To clarify, while the past year has danced over the 1.5 degrees line that scientists warned against, this alone does not imply the Paris Agreement’s target has officially been roasted. That threshold concerns long-term averages, ideally across two decades, rather than a particularly sweaty lap around the sun. Still, it is probably not the sort of thing you should be bragging about in your annual report to the environment.
European temperatures in April 2024 were notably above average, with swaths of central and eastern Europe reporting highs more suited to ice cream sales than light jacket season. And just to make sure this wasn’t a fluke, global sea surface temperatures outside the polar regions also hit record highs for the thirteenth month running, effectively turning the world’s oceans into a giant warm bath nobody asked for.

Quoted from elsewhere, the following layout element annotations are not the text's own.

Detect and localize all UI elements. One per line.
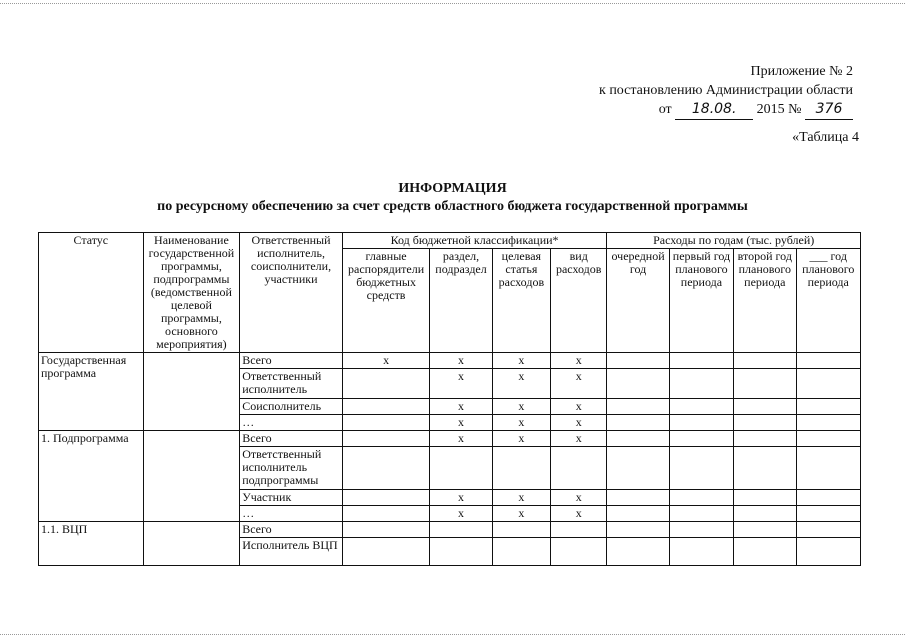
row-status: 1.1. ВЦП [39, 522, 144, 566]
cell-value [796, 490, 861, 506]
cell-mark [342, 415, 430, 431]
cell-value [734, 369, 796, 399]
row-participant: Всего [240, 431, 343, 447]
table-label: «Таблица 4 [792, 130, 859, 145]
row-participant: Ответственный исполнитель подпрограммы [240, 447, 343, 490]
appendix-decree: к постановлению Администрации области [599, 83, 853, 98]
cell-mark: х [492, 415, 550, 431]
cell-mark: х [551, 506, 607, 522]
header-status: Статус [39, 233, 144, 353]
cell-mark: х [430, 369, 492, 399]
cell-value [734, 415, 796, 431]
cell-value [669, 399, 733, 415]
header-year-other: ___ год планового периода [796, 249, 861, 353]
cell-mark [492, 522, 550, 538]
cell-value [796, 415, 861, 431]
cell-value [669, 431, 733, 447]
cell-value [607, 431, 669, 447]
handwritten-number: 376 [805, 100, 853, 120]
cell-value [734, 522, 796, 538]
cell-value [669, 522, 733, 538]
cell-mark: х [492, 431, 550, 447]
cell-mark [342, 369, 430, 399]
cell-mark: х [430, 415, 492, 431]
heading-title: ИНФОРМАЦИЯ [398, 181, 507, 196]
cell-value [669, 415, 733, 431]
cell-mark: х [492, 369, 550, 399]
table-row [39, 431, 861, 447]
cell-mark: х [492, 490, 550, 506]
header-kbk: Код бюджетной классификации* [342, 233, 607, 249]
document-heading [0, 180, 905, 216]
handwritten-date: 18.08. [675, 100, 753, 120]
header-kbk-article: целевая статья расходов [492, 249, 550, 353]
cell-value [734, 506, 796, 522]
cell-mark [342, 506, 430, 522]
row-participant: … [240, 415, 343, 431]
cell-mark: х [430, 431, 492, 447]
cell-value [607, 538, 669, 566]
cell-value [669, 353, 733, 369]
cell-value [607, 399, 669, 415]
cell-value [607, 447, 669, 490]
row-name [143, 522, 240, 566]
date-prefix: от [658, 102, 672, 117]
cell-mark [551, 538, 607, 566]
cell-mark: х [430, 399, 492, 415]
cell-value [607, 369, 669, 399]
header-responsible: Ответственный исполнитель, соисполнители, участники [240, 233, 343, 353]
appendix-date-line [599, 100, 853, 120]
cell-mark: х [492, 399, 550, 415]
table-row [39, 353, 861, 369]
cell-mark: х [342, 353, 430, 369]
row-participant: Всего [240, 522, 343, 538]
row-name [143, 353, 240, 431]
cell-value [734, 447, 796, 490]
row-name [143, 431, 240, 522]
cell-value [796, 431, 861, 447]
cell-value [669, 538, 733, 566]
cell-value [734, 538, 796, 566]
row-status: 1. Подпрограмма [39, 431, 144, 522]
cell-mark [492, 447, 550, 490]
year-number-text: 2015 № [756, 102, 802, 117]
cell-mark: х [430, 353, 492, 369]
cell-mark: х [551, 490, 607, 506]
row-participant: Участник [240, 490, 343, 506]
cell-mark: х [551, 369, 607, 399]
cell-value [796, 522, 861, 538]
header-name: Наименование государственной программы, подпрограммы (ведомственной целевой программы, основного мероприятия) [143, 233, 240, 353]
cell-mark [430, 447, 492, 490]
cell-mark [551, 522, 607, 538]
cell-mark: х [551, 415, 607, 431]
cell-value [607, 522, 669, 538]
cell-value [734, 431, 796, 447]
cell-value [669, 447, 733, 490]
cell-mark: х [492, 353, 550, 369]
table-row [39, 522, 861, 538]
header-kbk-grbs: главные распорядители бюджетных средств [342, 249, 430, 353]
header-year-second: второй год планового периода [734, 249, 796, 353]
cell-mark [342, 447, 430, 490]
cell-value [607, 506, 669, 522]
cell-value [669, 369, 733, 399]
cell-value [796, 506, 861, 522]
cell-mark [342, 538, 430, 566]
cell-value [607, 415, 669, 431]
header-kbk-section: раздел, подраздел [430, 249, 492, 353]
cell-mark: х [551, 431, 607, 447]
resource-table [38, 232, 861, 566]
row-participant: … [240, 506, 343, 522]
cell-mark [342, 399, 430, 415]
cell-value [796, 447, 861, 490]
cell-value [734, 399, 796, 415]
cell-value [796, 399, 861, 415]
cell-value [607, 490, 669, 506]
cell-mark: х [430, 506, 492, 522]
cell-mark: х [551, 353, 607, 369]
header-kbk-type: вид расходов [551, 249, 607, 353]
cell-mark: х [551, 399, 607, 415]
cell-mark [342, 490, 430, 506]
header-year-next: очередной год [607, 249, 669, 353]
appendix-block [599, 62, 853, 120]
cell-mark: х [430, 490, 492, 506]
cell-value [734, 353, 796, 369]
cell-value [796, 353, 861, 369]
cell-mark [551, 447, 607, 490]
cell-mark [492, 538, 550, 566]
cell-mark [430, 538, 492, 566]
row-participant: Всего [240, 353, 343, 369]
cell-value [607, 353, 669, 369]
row-participant: Соисполнитель [240, 399, 343, 415]
cell-value [669, 506, 733, 522]
cell-value [734, 490, 796, 506]
heading-subtitle: по ресурсному обеспечению за счет средств областного бюджета государственной программы [157, 199, 748, 214]
cell-value [796, 538, 861, 566]
row-participant: Исполнитель ВЦП [240, 538, 343, 566]
row-status: Государственная программа [39, 353, 144, 431]
top-scan-edge [0, 3, 905, 4]
row-participant: Ответственный исполнитель [240, 369, 343, 399]
cell-mark [342, 431, 430, 447]
bottom-scan-edge [0, 634, 905, 635]
cell-mark [430, 522, 492, 538]
appendix-title: Приложение № 2 [750, 64, 853, 79]
cell-mark [342, 522, 430, 538]
header-year-first: первый год планового периода [669, 249, 733, 353]
header-expenses: Расходы по годам (тыс. рублей) [607, 233, 861, 249]
cell-mark: х [492, 506, 550, 522]
cell-value [796, 369, 861, 399]
cell-value [669, 490, 733, 506]
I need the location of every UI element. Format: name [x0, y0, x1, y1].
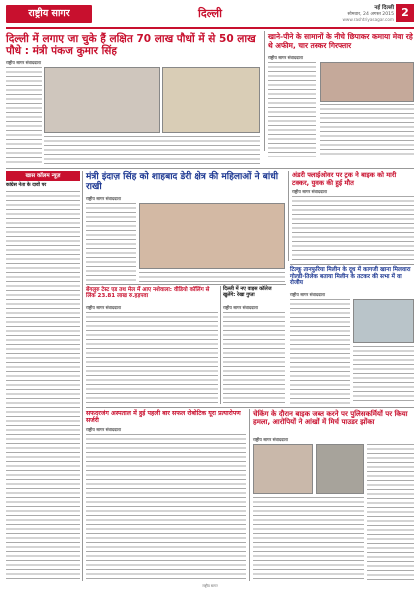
divider: [288, 171, 289, 261]
chain-body-2: [253, 497, 364, 580]
chain-headline: चेकिंग के दौरान बाइक जब्त करने पर पुलिसकर्मियों पर किया हमला, आरोपियों ने आंखों में मिर्च पाउडर झोंका: [253, 410, 408, 427]
chain-byline: राष्ट्रीय सागर संवाददाता: [253, 437, 288, 442]
rakhi-byline: राष्ट्रीय सागर संवाददाता: [86, 196, 121, 201]
kharif-byline: राष्ट्रीय सागर संवाददाता: [268, 55, 303, 60]
chain-photo-2: [316, 444, 364, 494]
delhi-small-body: [223, 312, 285, 404]
kharif-body-2: [320, 104, 414, 157]
rakhi-headline: मंत्री इंदाज़ सिंह को शाहबाद डेरी क्षेत्र की महिलाओं ने बांधी राखी: [86, 172, 279, 193]
divider: [220, 286, 221, 404]
kharif-photo: [320, 62, 414, 102]
chain-photo: [253, 444, 313, 494]
divider: [264, 31, 265, 151]
divider: [290, 264, 414, 265]
kharif-headline: खाने-पीने के सामानों के नीचे छिपाकर कमाया मेवा रहे थे अफीम, चार तस्कर गिरफ्तार: [268, 32, 413, 50]
tilak-byline: राष्ट्रीय सागर संवाददाता: [290, 292, 325, 297]
divider: [82, 171, 83, 581]
kharif-body: [268, 62, 316, 157]
main-body-col-1: [6, 67, 42, 165]
truck-byline: राष्ट्रीय सागर संवाददाता: [292, 189, 327, 194]
truck-body: [292, 196, 414, 261]
rakhi-body: [86, 203, 136, 281]
delhi-small-byline: राष्ट्रीय सागर संवाददाता: [223, 305, 258, 310]
chain-body: [367, 444, 414, 580]
page-number: 2: [396, 4, 414, 22]
main-photo: [44, 67, 160, 133]
bengaluru-headline: बेंगलुरु टेस्ट एड तथ मेल में आए नशेवाला: वीडियो कॉलिंग से लिंक 23.81 लाख रु.हड़पवा: [86, 287, 210, 300]
masthead-rule: [6, 27, 414, 29]
website: www.rashtriyasagar.com: [342, 17, 394, 22]
divider: [249, 409, 250, 581]
hospital-byline: राष्ट्रीय सागर संवाददाता: [86, 427, 121, 432]
divider: [86, 407, 414, 408]
truck-headline: अंडरी फ्लाईओवर पर ट्रक ने बाइक को मारी टक्कर, युवक की हुई मौत: [292, 171, 397, 187]
main-byline: राष्ट्रीय सागर संवाददाता: [6, 60, 41, 65]
bengaluru-byline: राष्ट्रीय सागर संवाददाता: [86, 305, 121, 310]
rakhi-photo: [139, 203, 285, 269]
issue-date: सोमवार, 24 अगस्त 2015: [347, 12, 394, 17]
main-photo-2: [162, 67, 260, 133]
tilak-body: [290, 299, 350, 404]
divider: [86, 284, 286, 285]
rakhi-caption: [139, 272, 285, 282]
bengaluru-body: [86, 312, 218, 404]
main-body-lower: [44, 136, 260, 166]
divider: [6, 168, 414, 169]
sidebar-headline: कांग्रेस नेता के दावों पर: [6, 183, 47, 188]
tilak-photo: [353, 299, 414, 343]
footer: राष्ट्रीय सागर: [202, 584, 218, 588]
sidebar-body: [6, 191, 80, 579]
paper-name: नई दिल्ली: [374, 5, 394, 11]
sidebar-bar: खास कॉलम न्यूज़: [6, 171, 80, 181]
main-headline: दिल्ली में लगाए जा चुके हैं लक्षित 70 लाख पौधों में से 50 लाख पौधे : मंत्री पंकज कुमार सिंह: [6, 33, 256, 58]
section-city: दिल्ली: [198, 7, 222, 20]
hospital-body: [86, 434, 246, 580]
delhi-small-headline: दिल्ली में नए वाइस कॉलेज खुलेंगे: रेखा गुप्ता: [223, 286, 272, 298]
tilak-headline: टिल्कू तानफुरिया मिलीन के दूध में कागजी खाना मिलवारा गोल्डी-तिलेक बताया मिलीन के तटकर की सभा में वा रोजीय: [290, 267, 411, 287]
hospital-headline: सफदरजंग अस्पताल में हुई पहली बार सफल रोबोटिक यूरा प्रत्यारोपण सर्जरी: [86, 410, 241, 425]
tilak-body-2: [353, 346, 414, 404]
brand-logo: राष्ट्रीय सागर: [6, 5, 92, 23]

“The latest data from the Copernicus Climate Change Service shows that April 2024 was warmer globally than any previous April in our dataset,” said Samantha Burgess, deputy director of the service. “This is the 11th record month in a row, and the 12th month in a row that the global temperature has exceeded 1.5 degrees Celsius above pre-industrial levels.”
El Niño, the Pacific Ocean’s resident mischief-maker, has certainly played a supporting role in the planetary furnace, but climate scientists are quick to note that human-induced emissions remain the headline act. It is not so much that nature is acting out as that we have been feeding it energy drinks for decades and are now surprised it is bouncing off the atmospheric walls.
So while April has turned up the heat in more ways than one, there is still time to adjust the climate’s settings before we end up living in a sauna with polar bears as endangered steam room companions.
The forecast calls for concern with a chance of mild optimism if we actually do something about it.